Review of a physician order dated 1/28/24, indicated to admit Resident R38 to hospice, but did not include a diagnosis related to the need of hospice services.
During an interview on 7/8/24, at 10:48 a.m. Health Unit Coordinator (HUC) Employee E22 confirmed Resident R38 receives hospice services on Mondays and Wednesdays.
Review of Resident R38's current comprehensive care plan failed to indicate a plan of care by the facility that displayed the coordination of hospice services by failing to included contact information for the hospice agency and how to access the hospice's 24 hour on-call system.
Review of clinical record revealed that Resident R93 was admitted to the facility on 2/5/24.
Review of Resident 93's MDS dated 5/11/24, indicated diagnoses of high blood pressure, chronic kidney disease, and hyponatremia (low sodium level in the blood). Section O0100 question K1 indicated that Resident R93 has received hospice care while a resident.
Review of clinical record revealed a physician's order dated 3/15/24, to admit Resident R93 to hospice.
Review of the above physician's order did not include a diagnosis related to the need of hospice services.
During an interview on 7/8/24, at 2:10 p.m. Resident R93 confirmed that she receives hospice services.

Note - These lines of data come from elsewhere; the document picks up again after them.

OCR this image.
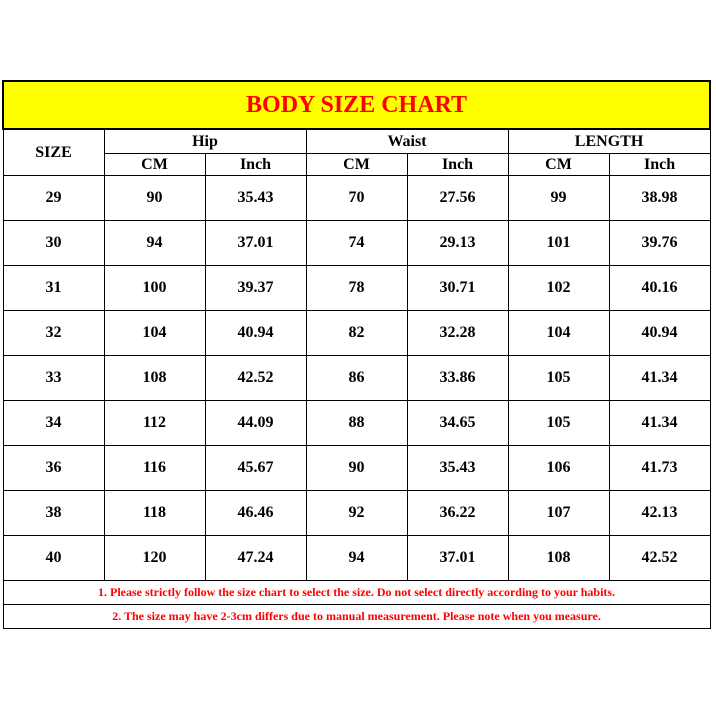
BODY SIZE CHART						
SIZE	Hip		Waist		LENGTH	
	CM	Inch	CM	Inch	CM	Inch
29	90	35.43	70	27.56	99	38.98
30	94	37.01	74	29.13	101	39.76
31	100	39.37	78	30.71	102	40.16
32	104	40.94	82	32.28	104	40.94
33	108	42.52	86	33.86	105	41.34
34	112	44.09	88	34.65	105	41.34
36	116	45.67	90	35.43	106	41.73
38	118	46.46	92	36.22	107	42.13
40	120	47.24	94	37.01	108	42.52
1. Please strictly follow the size chart to select the size. Do not select directly according to your habits.						
2. The size may have 2-3cm differs due to manual measurement. Please note when you measure.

Review of Resident R93's current comprehensive care plan failed to indicate a plan of care by the facility that displayed the coordination of hospice services by failing to included contact information for the hospice agency and how to access the hospice's 24 hour on-call system.
During an interview on 7/12/24, at 11:51 a.m. the Director of Nursing confirmed the facility failed to obtain a diagnosis for hospice services and to ensure the coordination of hospice services with facility services to meet the needs of each resident for end of life care for two of two residents (Resident R38 and R93).
28 Pa. Code 211.2(a) Physician services. 28 Pa. Code 211.11(d) Resident care plan.
| | Plan of Correction - To be completed: 09/02/2024
1) R38 and R93 MDS Coordinators have added hospice diagnoses and updated care plans have been updated to include contact information for the hospice.
2) The DON/Designee will audit all current residents with on hospice for diagnosis, orders, and care plans.
3) The DON/Designee will educate licensed nursing staff including agency staff working in facility on hospice requirements.
4) Residents admitted to hospice services will be audited DON/designee for diagnosis and care plan with hospice contact information weekly for 8 weeks, and monthly for 1 month.